MALANG, KOMPAS.com - Bupati Malang M Sanusi melepaskan perempuan berinisial N, yang dipasung keluarganya karena mengalami gangguan jiwa, di Desa Sumberporong, Kecamatan Lawang, Kabupaten Malang, Jawa Timur, Senin (25/7/2022).

N telah dipasung sekitar 13 tahun karena dianggap membahayakan oleh keluarga. N disebut selalu merusak barang-barang yang dipegangnya.

Baca juga: Kala Demam Citayam Fashion Week Menjalar hingga Bandung, Surabaya, dan Malang...

Selain N, terhitung ada 14 orang dalam gangguan jiwa (ODGJ) di Kabupaten Malang yang juga dilepas secara serentak. Belasan ODGJ itu tersebar di delapan Kecamatan, di antaranya Kecamatan Lawang, Poncokusumo, Gedangan, Tajinan, Kasembon, dan Wajak.

Pelepasan itu merupakan program bebas pasung yang yang baru saja dijalankan Pemerintah Kabupaten Malang.

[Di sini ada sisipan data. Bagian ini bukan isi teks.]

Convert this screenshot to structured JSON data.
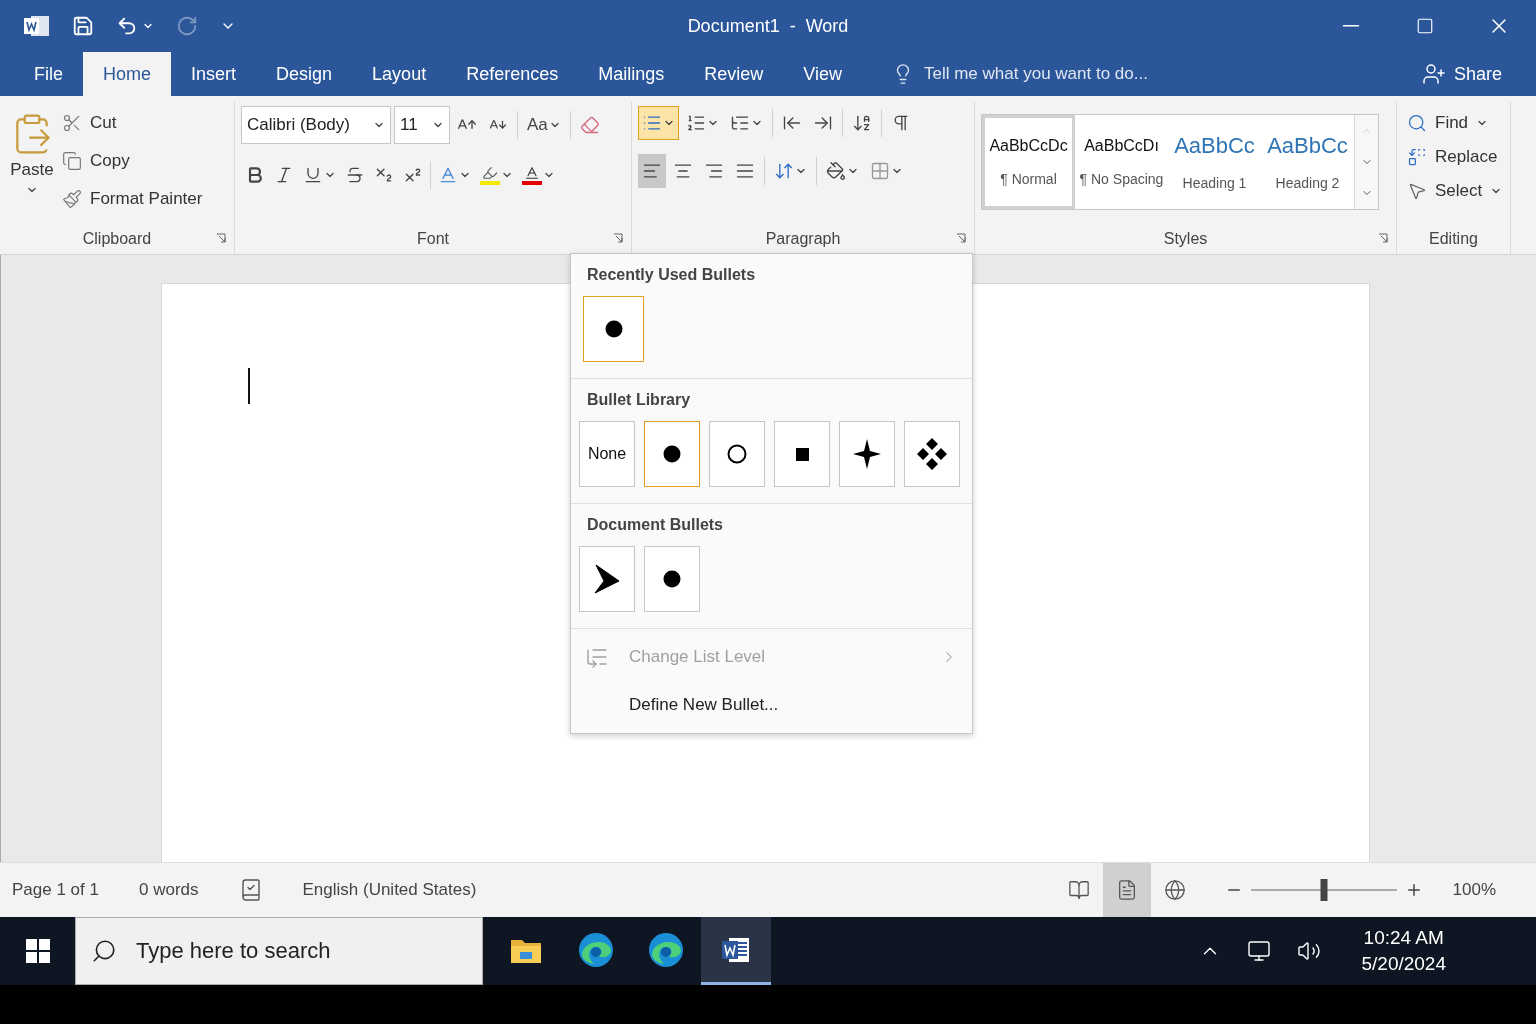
{
  "title_bar": {
    "title": "Document1  -  Word",
    "redo_disabled": true
  },
  "tabs": [
    {
      "label": "File",
      "selected": false
    },
    {
      "label": "Home",
      "selected": true
    },
    {
      "label": "Insert",
      "selected": false
    },
    {
      "label": "Design",
      "selected": false
    },
    {
      "label": "Layout",
      "selected": false
    },
    {
      "label": "References",
      "selected": false
    },
    {
      "label": "Mailings",
      "selected": false
    },
    {
      "label": "Review",
      "selected": false
    },
    {
      "label": "View",
      "selected": false
    }
  ],
  "tell_me": {
    "placeholder": "Tell me what you want to do..."
  },
  "share": "Share",
  "ribbon": {
    "clipboard": {
      "label": "Clipboard",
      "paste": "Paste",
      "items": [
        {
          "kind": "cut",
          "label": "Cut"
        },
        {
          "kind": "copy",
          "label": "Copy"
        },
        {
          "kind": "format_painter",
          "label": "Format Painter"
        }
      ]
    },
    "font": {
      "label": "Font",
      "font_name": "Calibri (Body)",
      "font_size": "11",
      "change_case": "Aa"
    },
    "paragraph": {
      "label": "Paragraph",
      "bullets_on": true,
      "alignments": [
        {
          "kind": "left",
          "selected": true
        },
        {
          "kind": "center",
          "selected": false
        },
        {
          "kind": "right",
          "selected": false
        },
        {
          "kind": "justify",
          "selected": false
        }
      ]
    },
    "styles": {
      "label": "Styles",
      "items": [
        {
          "kind": "normal",
          "preview": "AaBbCcDc",
          "name": "¶ Normal",
          "selected": true
        },
        {
          "kind": "normal",
          "preview": "AaBbCcDı",
          "name": "¶ No Spacing",
          "selected": false
        },
        {
          "kind": "heading",
          "preview": "AaBbCc",
          "name": "Heading 1",
          "selected": false
        },
        {
          "kind": "heading",
          "preview": "AaBbCc",
          "name": "Heading 2",
          "selected": false
        }
      ]
    },
    "editing": {
      "label": "Editing",
      "items": [
        {
          "kind": "find",
          "label": "Find"
        },
        {
          "kind": "replace",
          "label": "Replace"
        },
        {
          "kind": "select",
          "label": "Select"
        }
      ]
    }
  },
  "bullet_menu": {
    "sections": [
      {
        "title": "Recently Used Bullets",
        "items": [
          {
            "kind": "disc",
            "selected": true
          }
        ]
      },
      {
        "title": "Bullet Library",
        "items": [
          {
            "kind": "none",
            "label": "None",
            "selected": false
          },
          {
            "kind": "disc",
            "selected": true
          },
          {
            "kind": "circle",
            "selected": false
          },
          {
            "kind": "square",
            "selected": false
          },
          {
            "kind": "star",
            "selected": false
          },
          {
            "kind": "diamonds",
            "selected": false
          }
        ]
      },
      {
        "title": "Document Bullets",
        "items": [
          {
            "kind": "arrowhead",
            "selected": false
          },
          {
            "kind": "disc",
            "selected": false
          }
        ]
      }
    ],
    "actions": [
      {
        "kind": "change_level",
        "label": "Change List Level",
        "disabled": true,
        "submenu": true
      },
      {
        "kind": "define",
        "label": "Define New Bullet...",
        "disabled": false,
        "submenu": false
      }
    ]
  },
  "status_bar": {
    "page": "Page 1 of 1",
    "words": "0 words",
    "language": "English (United States)",
    "view_modes": [
      {
        "kind": "read",
        "selected": false
      },
      {
        "kind": "print",
        "selected": true
      },
      {
        "kind": "web",
        "selected": false
      }
    ],
    "zoom": {
      "level": 0.5,
      "reading": "100%"
    }
  },
  "taskbar": {
    "search": {
      "placeholder": "Type here to search"
    },
    "apps": [
      {
        "kind": "explorer",
        "selected": false
      },
      {
        "kind": "edge",
        "selected": false
      },
      {
        "kind": "edge",
        "selected": false
      },
      {
        "kind": "word",
        "selected": true
      }
    ],
    "time": "10:24 AM",
    "date": "5/20/2024"
  }
}
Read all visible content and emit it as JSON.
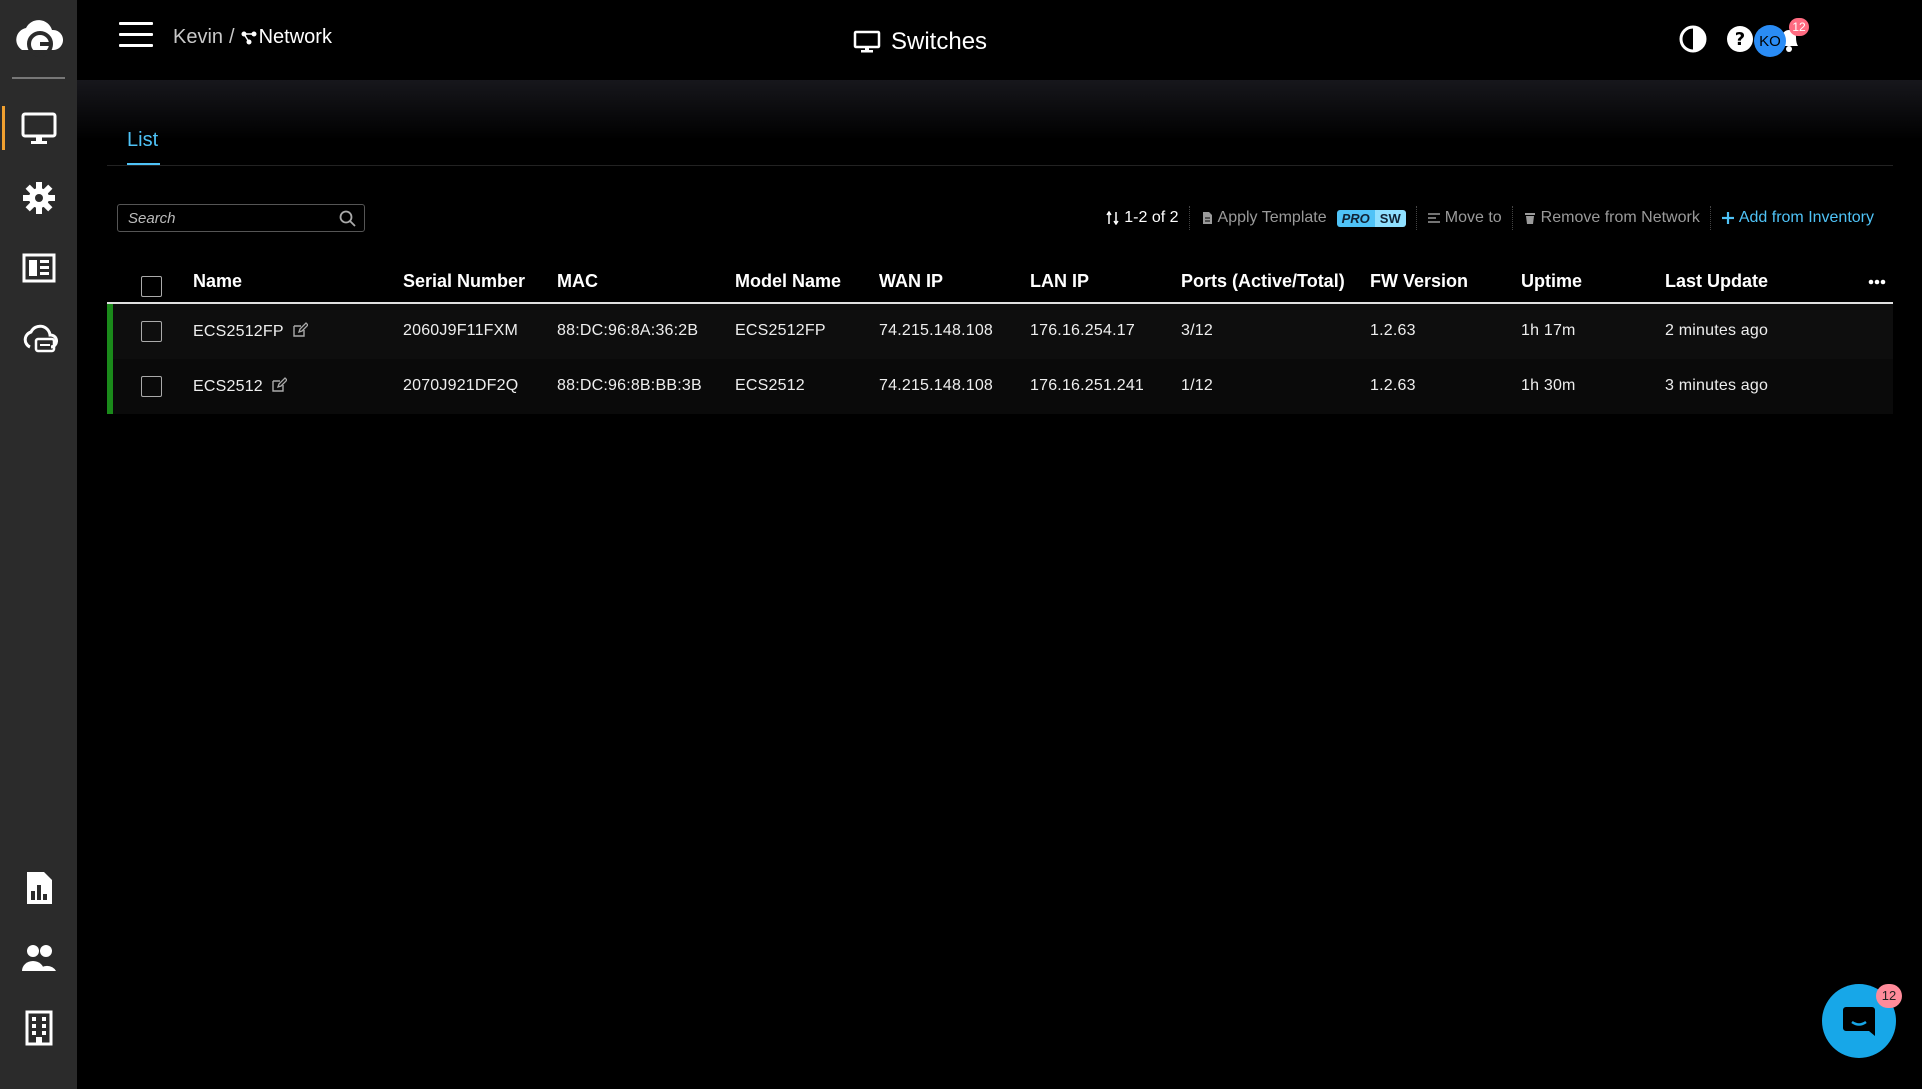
{
  "sidebar": {
    "items": [
      {
        "name": "devices",
        "icon": "monitor-icon",
        "active": true
      },
      {
        "name": "settings",
        "icon": "gear-icon",
        "active": false
      },
      {
        "name": "dashboard",
        "icon": "dashboard-icon",
        "active": false
      },
      {
        "name": "cloud",
        "icon": "cloud-sync-icon",
        "active": false
      },
      {
        "name": "reports",
        "icon": "report-icon",
        "active": false
      },
      {
        "name": "users",
        "icon": "users-icon",
        "active": false
      },
      {
        "name": "organization",
        "icon": "building-icon",
        "active": false
      }
    ]
  },
  "header": {
    "breadcrumb_user": "Kevin",
    "breadcrumb_sep": "/",
    "breadcrumb_network": "Network",
    "title": "Switches",
    "notification_count": "12",
    "avatar_initials": "KO"
  },
  "tabs": [
    {
      "label": "List",
      "active": true
    }
  ],
  "search": {
    "placeholder": "Search",
    "value": ""
  },
  "toolbar": {
    "pagination": "1-2 of 2",
    "apply_template": "Apply Template",
    "pro_label": "PRO",
    "sw_label": "SW",
    "move_to": "Move to",
    "remove": "Remove from Network",
    "add": "Add from Inventory"
  },
  "table": {
    "columns": [
      "Name",
      "Serial Number",
      "MAC",
      "Model Name",
      "WAN IP",
      "LAN IP",
      "Ports (Active/Total)",
      "FW Version",
      "Uptime",
      "Last Update"
    ],
    "rows": [
      {
        "name": "ECS2512FP",
        "serial": "2060J9F11FXM",
        "mac": "88:DC:96:8A:36:2B",
        "model": "ECS2512FP",
        "wan_ip": "74.215.148.108",
        "lan_ip": "176.16.254.17",
        "ports": "3/12",
        "fw": "1.2.63",
        "uptime": "1h 17m",
        "last_update": "2 minutes ago",
        "status": "online"
      },
      {
        "name": "ECS2512",
        "serial": "2070J921DF2Q",
        "mac": "88:DC:96:8B:BB:3B",
        "model": "ECS2512",
        "wan_ip": "74.215.148.108",
        "lan_ip": "176.16.251.241",
        "ports": "1/12",
        "fw": "1.2.63",
        "uptime": "1h 30m",
        "last_update": "3 minutes ago",
        "status": "online"
      }
    ]
  },
  "chat": {
    "badge_count": "12"
  },
  "colors": {
    "accent": "#4fc3f7",
    "online": "#1a8a1a",
    "active_nav": "#f0a030",
    "badge": "#ff6b81"
  }
}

Melalui program itu, tidak ada lagi ODGJ yang dipasung, tetapi semuanya dirawat di Rumah Sakit Jiwa dr Radjiman Wediodiningrat.

"Semua orang gangguan jiwa itu bisa disembuhkan dengan medis, bukan dipasung. Maka bagi masyarakat yang memiliki keluarga ODGJ dan dipasung saya harap kerelaaanya untuk dievakuasi ke RSJ supaya bisa disembuhkan," ungkap Sanusi saat ditemui, Senin.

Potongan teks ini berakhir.